Ocean Optics has awarded the Phase I Blue Ocean Grants and Development Grants, an innovative program looking for ideas and technologies with the potential to change the world for the better.
SPIE members Zhiwen Liu, Scott Rowe and (Fellow) Guifang Li, were named as three of the 13 winners for up to $10,000 in funding for evaluation and development of ideas to the proof of concept phase. SPIE Senior member Kristen Maitland of Texas A&M University (USA) earned a development grant.
Liu, associate professor of electrical engineering at Pennsylvania State University (USA), earned a grant for the idea of developing a reflection-type G-Fresnel for optical spectrometer miniaturization.
"We are very excited about the opportunity provided by the Ocean Optics Blue Ocean Grant," Liu said. "With the help of this grant, we plan to develop a reflection type diffractive optical element, which integrates the functionalities of dispersion and focusing in a single device and can potentially lead to compact optical spectrometers."
Rowe, president of Ocular Prognostics, submitted his idea on a commercial product incorporating a miniature spectrometer that can obtain macular pigment measurements objectively and accurately in less than 30 seconds.
"We are pleased to receive this recognition of our efforts from Ocean Optics," Rowe said. "This will augment our current development work towards a new generation of macular pigment measurement tools that will be highly valued by clinician and researcher alike."
Li, professor at University of Central Florida (USA), received a Phase I grant for developing the optical counterpart of the RF super-heterodyne technology for broadband spectroscopy in the Mid IR and into the long-wave IR.
Maitland, a member of the SPIE Professional Editorial Advisory Board, received a developmental grant to further research fast detection of spectrally encoded depth scans in confocal microscopy for early cancer detection.
"We will be using the grant to increase our volumetric image acquisition speed in a chromatic confocal microscope," Maitland explained. "We are extremely grateful for the support from Ocean Optics and the Blue Ocean Grant."
The development grant will allow Maitland to facilitate further research with the use of borrowed or donated Ocean Optics equipment enabling the possibility of entering Phase II for Blue Ocean Grants or next year's Phase I.
Phase II grants of up to $100,000 will be issued to support proposed technology through proof of concept in early 2012.
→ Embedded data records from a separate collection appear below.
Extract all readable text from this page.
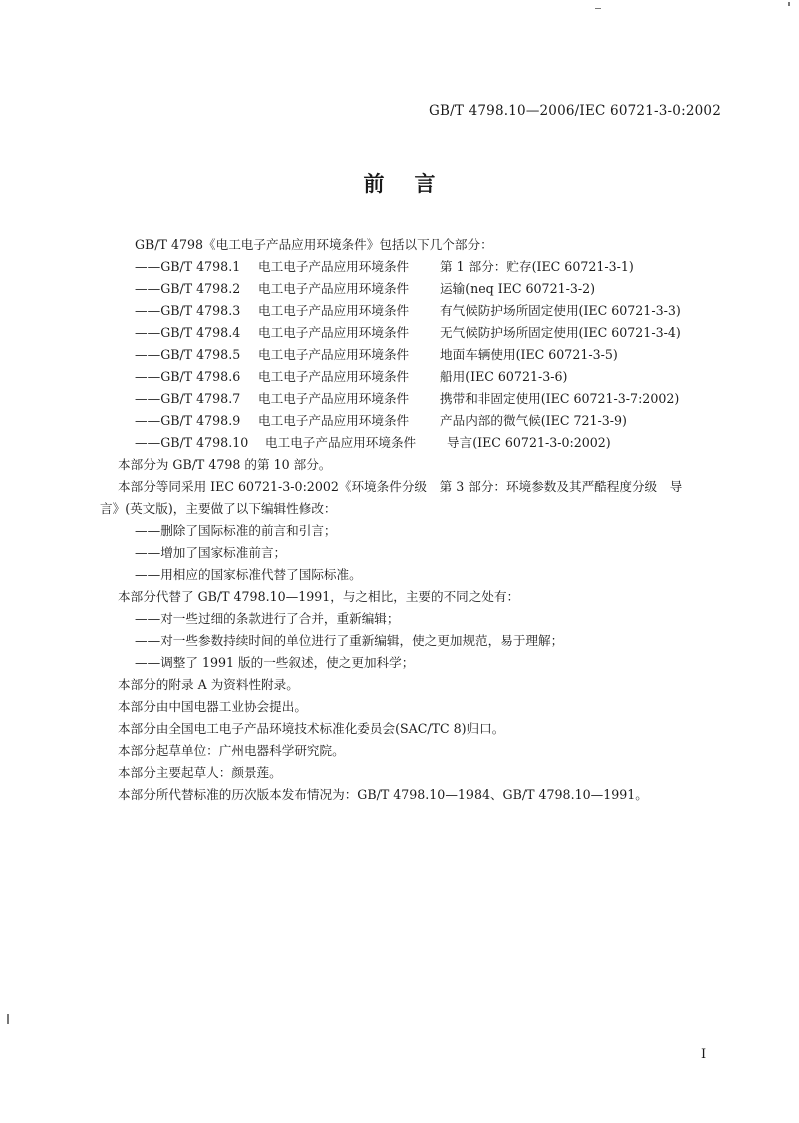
GB/T 4798.10—2006/IEC 60721-3-0:2002
前言
GB/T 4798《电工电子产品应用环境条件》包括以下几个部分：
——GB/T 4798.1 电工电子产品应用环境条件 第 1 部分：贮存(IEC 60721-3-1)
——GB/T 4798.2 电工电子产品应用环境条件 运输(neq IEC 60721-3-2)
——GB/T 4798.3 电工电子产品应用环境条件 有气候防护场所固定使用(IEC 60721-3-3)
——GB/T 4798.4 电工电子产品应用环境条件 无气候防护场所固定使用(IEC 60721-3-4)
——GB/T 4798.5 电工电子产品应用环境条件 地面车辆使用(IEC 60721-3-5)
——GB/T 4798.6 电工电子产品应用环境条件 船用(IEC 60721-3-6)
——GB/T 4798.7 电工电子产品应用环境条件 携带和非固定使用(IEC 60721-3-7:2002)
——GB/T 4798.9 电工电子产品应用环境条件 产品内部的微气候(IEC 721-3-9)
——GB/T 4798.10 电工电子产品应用环境条件 导言(IEC 60721-3-0:2002)
本部分为 GB/T 4798 的第 10 部分。
本部分等同采用 IEC 60721-3-0:2002《环境条件分级　第 3 部分：环境参数及其严酷程度分级　导
言》(英文版)，主要做了以下编辑性修改：
——删除了国际标准的前言和引言；
——增加了国家标准前言；
——用相应的国家标准代替了国际标准。
本部分代替了 GB/T 4798.10—1991，与之相比，主要的不同之处有：
——对一些过细的条款进行了合并，重新编辑；
——对一些参数持续时间的单位进行了重新编辑，使之更加规范，易于理解；
——调整了 1991 版的一些叙述，使之更加科学；
本部分的附录 A 为资料性附录。
本部分由中国电器工业协会提出。
本部分由全国电工电子产品环境技术标准化委员会(SAC/TC 8)归口。
本部分起草单位：广州电器科学研究院。
本部分主要起草人：颜景莲。
本部分所代替标准的历次版本发布情况为：GB/T 4798.10—1984、GB/T 4798.10—1991。
I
Phase I grant winners are:
• Jarkko Antila, VTT Technical Research Centre of Finland, MEMS-based Mid-IR spectrometer
• Christopher Fraker, Diabetes Research Institute, Tailored oxygen levels for cell culturing
• Matthew Gunn, Aberystwyth University, Economical hyperspectral imager
• Guifang Li, University of Central Florida, Novel tunable mid IR laser sources
• Zhiwen Liu, Pennsylvania State University, G-Fresnel optical spectrometer miniaturization
• Hans-Peter Loock, Queen's University, Fiber-Optic mercury probe
• Robert Pal, Durham University / FScan, Handheld rapid prostate cancer screening instrument
• Bill Parker, Creative Microsystems, Nanoliter optical sensing
• Nadia Pervez, Chromation Partners, Novel photonic crystal spectrometer
• Scott Rowe, Ocular Prognostics, Macular pigment measurement
• Maurizio Tormen, CSEM SA, MEMS wavemeter
• Ian White, University of Maryland, Inkjet-printed SERS dipsticks
• Liang Zhang, University of Washington, Detection system for early childhood caries
Development grant winners are:
• Kristen Maitland, Texas A&M University, Spectrally encoded depth scans for early cancer detection
• Dominic Murphy, Fusion Photonics Ltd., Fiber Fourier transform spectrometer
• Dustin Ritter, Engineering World Health organization - Texas A&M chapter, Medical oxygen concentrator measurement system
• Frank Rutten, Keele University, Rapid on-site detection of asbestos
• Eric Smith, FMIP, Realtime spectroscopy for the produce industry
• Kate Sugden, Aston University, Fiber Bragg grating sensing using new Ocean Optics spectrometers
• Bo Yang, University of San Francisco College of Marine Science, Low-cost optical pH sensors.